Retail-price inflation, a measure used in wage negotiations, eased to 3.1 percent in May from 3.5 percent in April, today’s report showed. The retail-price index excluding mortgage-interest payments also cooled to 3.1 percent.

In a separate report today, the ONS said U.K. house prices rose 1.4 percent in April from a year earlier, the biggest increase since December 2010.

‘Black Cloud’

Bank of England policy makers held their bond-purchase plan at 325 billion pounds ($508 billion) this month and the benchmark interest rate at a record low of 0.5 percent. The bank will publish the minutes of the decision tomorrow showing how officials voted.

King announced a “funding for lending” program last week to encourage credit growth in the U.K. and to combat a “black cloud” from the worsening sovereign debt crisis in Europe.

The central bank forecast in May that annual consumer-price gains will slow to its 2 percent goal by about the middle of next year and to about 1.6 percent in two years.

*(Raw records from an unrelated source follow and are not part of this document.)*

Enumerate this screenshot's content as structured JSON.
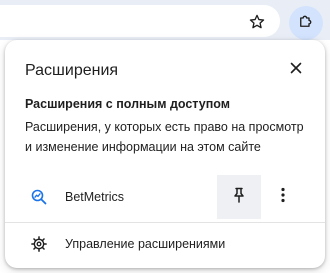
{
  "toolbar": {
    "star_icon": "bookmark-star-icon",
    "extensions_icon": "puzzle-piece-icon"
  },
  "panel": {
    "title": "Расширения",
    "close_icon": "close-icon",
    "full_access": {
      "heading": "Расширения с полным доступом",
      "description": "Расширения, у которых есть право на просмотр и изменение информации на этом сайте"
    },
    "extensions": [
      {
        "name": "BetMetrics",
        "icon": "magnifier-chart-icon",
        "pin_icon": "pin-icon",
        "more_icon": "more-vertical-icon"
      }
    ],
    "manage": {
      "label": "Управление расширениями",
      "icon": "gear-icon"
    }
  },
  "colors": {
    "toolbar_bg": "#e9eef6",
    "active_button_bg": "#d3e3fd",
    "pin_hover_bg": "#eef0f3",
    "ext_icon_blue": "#1a73e8",
    "text": "#1f1f1f"
  }
}
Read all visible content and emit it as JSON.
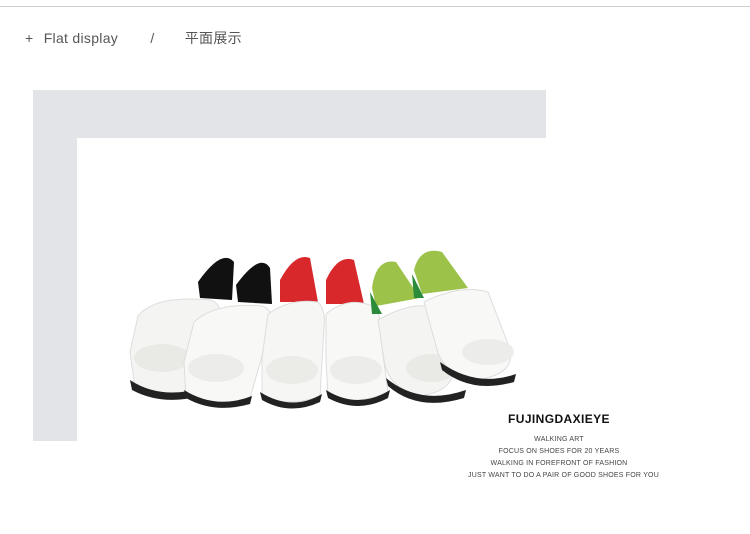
{
  "header": {
    "plus": "+",
    "title_en": "Flat display",
    "separator": "/",
    "title_cn": "平面展示"
  },
  "brand": {
    "name": "FUJINGDAXIEYE",
    "lines": [
      "WALKING ART",
      "FOCUS ON SHOES FOR 20 YEARS",
      "WALKING IN FOREFRONT OF FASHION",
      "JUST WANT TO DO A PAIR OF GOOD SHOES FOR YOU"
    ]
  },
  "product": {
    "image": "six white peep-toe slip-on shoes in pairs with black, red and green linings",
    "lining_colors": [
      "#111111",
      "#d8282c",
      "#9cc24a"
    ],
    "upper_color": "#f4f4f2",
    "sole_color": "#222222"
  },
  "colors": {
    "frame": "#e3e4e8",
    "text": "#555555"
  }
}
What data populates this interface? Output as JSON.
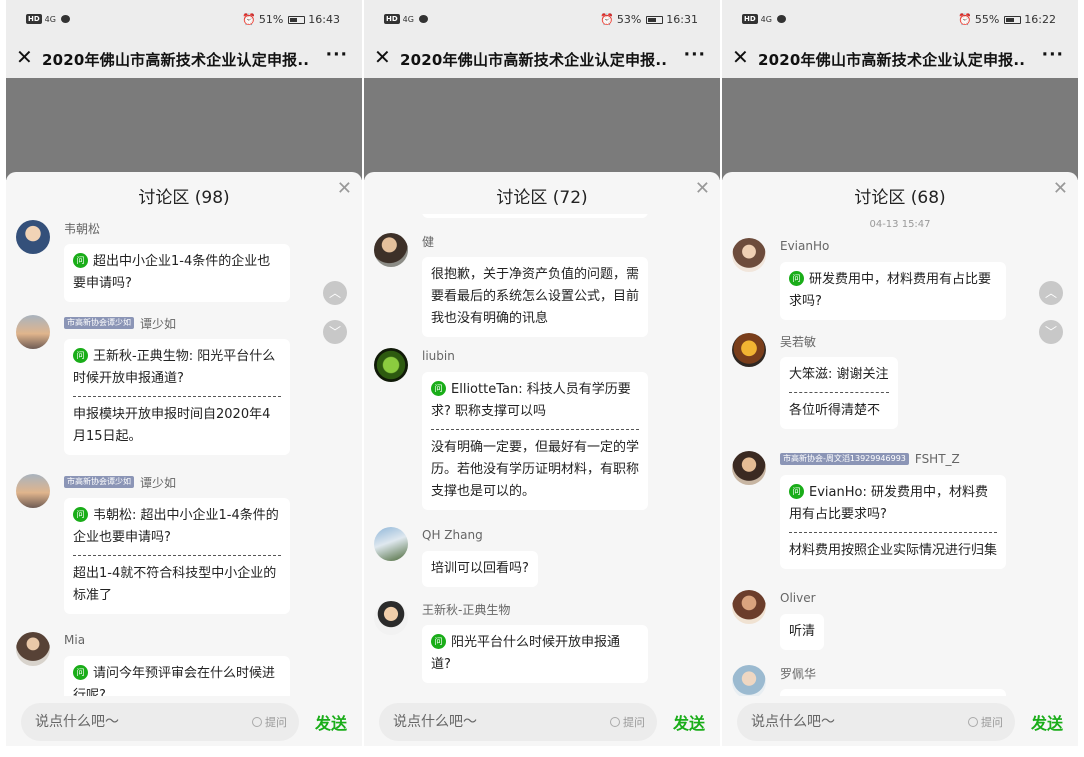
{
  "colors": {
    "accent_green": "#1aad19",
    "video_gray": "#7b7b7b",
    "badge_bg": "#8b95b6"
  },
  "icons": {
    "close": "close-icon",
    "more": "more-icon",
    "question": "question-icon",
    "scroll_up": "chevron-up-icon",
    "scroll_down": "chevron-down-icon"
  },
  "common": {
    "title": "2020年佛山市高新技术企业认定申报...",
    "close_glyph": "✕",
    "more_glyph": "···",
    "sheet_close_glyph": "✕",
    "q_icon": "问",
    "input_placeholder": "说点什么吧～",
    "ask_label": "提问",
    "send_label": "发送",
    "network": "4G",
    "hd": "HD",
    "up_glyph": "︿",
    "down_glyph": "﹀"
  },
  "panels": [
    {
      "status": {
        "battery": "51%",
        "battery_level": 0.51,
        "time": "16:43"
      },
      "sheet_title": "讨论区 (98)",
      "messages": [
        {
          "name": "韦朝松",
          "badge": "",
          "question": "超出中小企业1-4条件的企业也要申请吗?",
          "answer": ""
        },
        {
          "name": "谭少如",
          "badge": "市高新协会谭少如",
          "question": "王新秋-正典生物: 阳光平台什么时候开放申报通道?",
          "answer": "申报模块开放申报时间自2020年4月15日起。"
        },
        {
          "name": "谭少如",
          "badge": "市高新协会谭少如",
          "question": "韦朝松: 超出中小企业1-4条件的企业也要申请吗?",
          "answer": "超出1-4就不符合科技型中小企业的标准了"
        },
        {
          "name": "Mia",
          "badge": "",
          "question": "请问今年预评审会在什么时候进行呢?",
          "answer": ""
        }
      ]
    },
    {
      "status": {
        "battery": "53%",
        "battery_level": 0.53,
        "time": "16:31"
      },
      "sheet_title": "讨论区 (72)",
      "messages": [
        {
          "name": "健",
          "badge": "",
          "question": "",
          "answer": "很抱歉，关于净资产负值的问题，需要看最后的系统怎么设置公式，目前我也没有明确的讯息"
        },
        {
          "name": "liubin",
          "badge": "",
          "question": "ElliotteTan: 科技人员有学历要求? 职称支撑可以吗",
          "answer": "没有明确一定要，但最好有一定的学历。若他没有学历证明材料，有职称支撑也是可以的。"
        },
        {
          "name": "QH Zhang",
          "badge": "",
          "question": "",
          "answer": "培训可以回看吗?"
        },
        {
          "name": "王新秋-正典生物",
          "badge": "",
          "question": "阳光平台什么时候开放申报通道?",
          "answer": ""
        }
      ]
    },
    {
      "status": {
        "battery": "55%",
        "battery_level": 0.55,
        "time": "16:22"
      },
      "sheet_title": "讨论区 (68)",
      "time_label": "04-13 15:47",
      "messages": [
        {
          "name": "EvianHo",
          "badge": "",
          "question": "研发费用中，材料费用有占比要求吗?",
          "answer": ""
        },
        {
          "name": "吴若敏",
          "badge": "",
          "question": "",
          "answer": "大笨滋: 谢谢关注",
          "answer2": "各位听得清楚不"
        },
        {
          "name": "FSHT_Z",
          "badge": "市高新协会-周文滔13929946993",
          "question": "EvianHo: 研发费用中，材料费用有占比要求吗?",
          "answer": "材料费用按照企业实际情况进行归集"
        },
        {
          "name": "Oliver",
          "badge": "",
          "question": "",
          "answer": "听清"
        },
        {
          "name": "罗佩华",
          "badge": "",
          "question": "",
          "answer": ""
        }
      ]
    }
  ]
}
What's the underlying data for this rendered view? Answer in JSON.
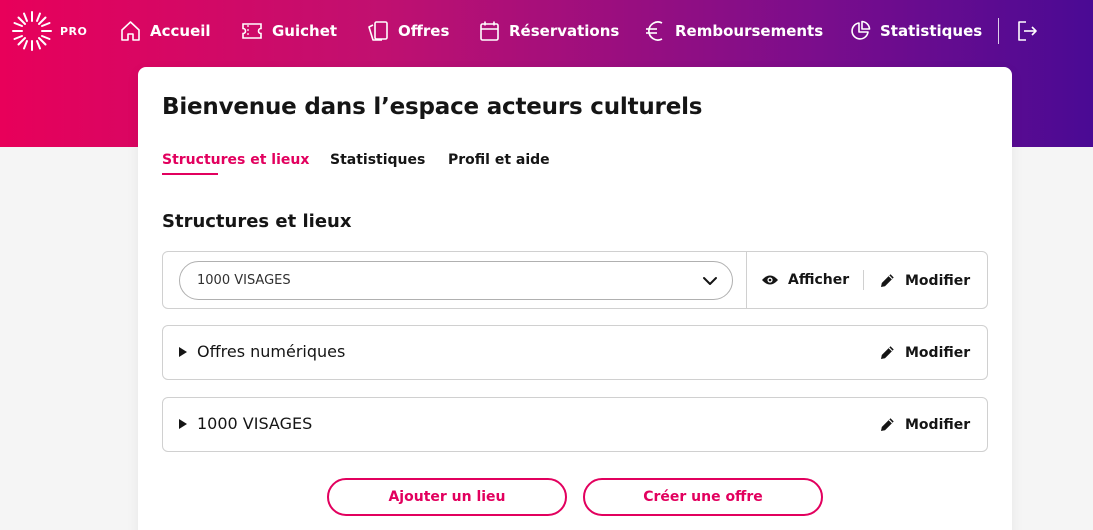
{
  "nav": {
    "logo_badge": "PRO",
    "items": [
      {
        "label": "Accueil",
        "icon": "home-icon"
      },
      {
        "label": "Guichet",
        "icon": "ticket-icon"
      },
      {
        "label": "Offres",
        "icon": "offers-icon"
      },
      {
        "label": "Réservations",
        "icon": "calendar-icon"
      },
      {
        "label": "Remboursements",
        "icon": "euro-icon"
      },
      {
        "label": "Statistiques",
        "icon": "pie-chart-icon"
      }
    ],
    "logout_icon": "logout-icon"
  },
  "page": {
    "title": "Bienvenue dans l’espace acteurs culturels",
    "tabs": [
      {
        "label": "Structures et lieux",
        "active": true
      },
      {
        "label": "Statistiques",
        "active": false
      },
      {
        "label": "Profil et aide",
        "active": false
      }
    ],
    "section_title": "Structures et lieux",
    "structure_select": {
      "value": "1000 VISAGES",
      "show_label": "Afficher",
      "edit_label": "Modifier"
    },
    "venues": [
      {
        "label": "Offres numériques",
        "edit_label": "Modifier"
      },
      {
        "label": "1000 VISAGES",
        "edit_label": "Modifier"
      }
    ],
    "buttons": {
      "add_venue": "Ajouter un lieu",
      "create_offer": "Créer une offre"
    }
  },
  "colors": {
    "accent": "#e2005e",
    "banner_start": "#e8005a",
    "banner_end": "#4a0a94"
  }
}
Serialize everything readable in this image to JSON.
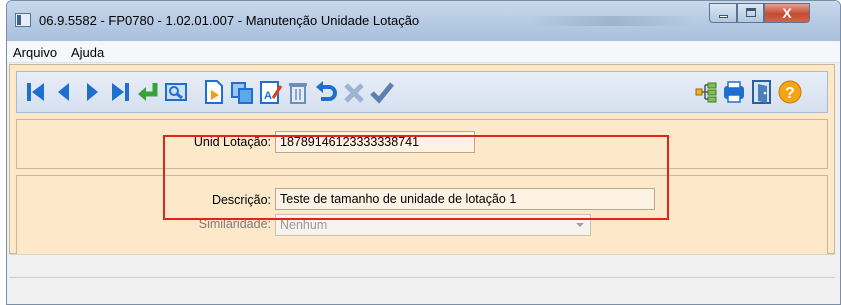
{
  "window": {
    "title": "06.9.5582 - FP0780 - 1.02.01.007 - Manutenção Unidade Lotação",
    "controls": {
      "minimize": "minimize",
      "maximize": "maximize",
      "close": "X"
    }
  },
  "menu": {
    "items": [
      {
        "label": "Arquivo"
      },
      {
        "label": "Ajuda"
      }
    ]
  },
  "toolbar": {
    "buttons": [
      {
        "icon": "first-record-icon"
      },
      {
        "icon": "previous-record-icon"
      },
      {
        "icon": "next-record-icon"
      },
      {
        "icon": "last-record-icon"
      },
      {
        "icon": "goto-icon"
      },
      {
        "icon": "search-icon"
      },
      {
        "icon": "new-record-icon"
      },
      {
        "icon": "copy-icon"
      },
      {
        "icon": "edit-icon"
      },
      {
        "icon": "delete-icon"
      },
      {
        "icon": "undo-icon"
      },
      {
        "icon": "cancel-icon"
      },
      {
        "icon": "save-icon"
      },
      {
        "icon": "related-icon"
      },
      {
        "icon": "print-icon"
      },
      {
        "icon": "exit-icon"
      },
      {
        "icon": "help-icon"
      }
    ]
  },
  "form": {
    "unid_lotacao": {
      "label": "Unid Lotação:",
      "value": "18789146123333338741"
    },
    "descricao": {
      "label": "Descrição:",
      "value": "Teste de tamanho de unidade de lotação 1"
    },
    "similaridade": {
      "label": "Similaridade:",
      "value": "Nenhum"
    }
  },
  "colors": {
    "panel_background": "#fde9c9",
    "highlight_border": "#e0241b",
    "toolbar_icon_blue": "#1f6fd1"
  }
}
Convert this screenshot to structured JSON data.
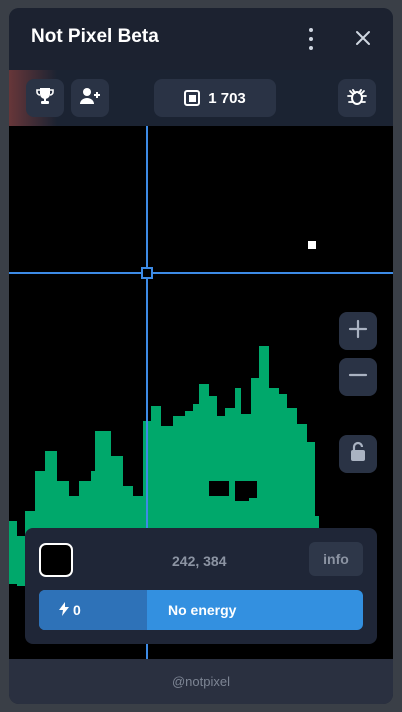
{
  "window": {
    "title": "Not Pixel Beta"
  },
  "toolbar": {
    "pixel_count": "1 703"
  },
  "canvas": {
    "pixel_color": "#00a86b",
    "crosshair_color": "#3d8be6"
  },
  "panel": {
    "selected_color": "#000000",
    "coordinates": "242, 384",
    "info_label": "info",
    "energy_value": "0",
    "energy_status": "No energy"
  },
  "footer": {
    "handle": "@notpixel"
  }
}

“It looks to me like they are going to undershoot their inflation forecast, giving them some room for that monetary easing King alluded to,” Tom Vosa, an economist at National Australia Bank, said in an interview on Bloomberg Television in London. “The U.K. economy at best is flatlining.”

U.K. consumer confidence “isn’t getting any better” Tesco Plc (TSCO) Chief Executive Officer Philip Clarke said June 11, and falling oil prices are “the great hope” for shoppers. The U.K.’s largest supermarket company said domestic sales fell for a fourth quarter.

Oil prices have fallen more than 20 percent since the start of May. Last month, global food prices had their biggest drop in more than two years, with an index of 55 food items tracked by the United Nations’ Food & Agriculture Organization dropping 4.2 percent. U.K. factory-output prices fell 2.5 percent in May as energy prices declined, the statistics office said on June 8.

“Given all the other challenges facing us, it’s a welcome respite,” Danny Alexander, chief secretary to the U.K. Treasury, said on BBC television. “Inflation is heading back towards target. Given the squeeze on real incomes, this is a welcome step in the right direction.”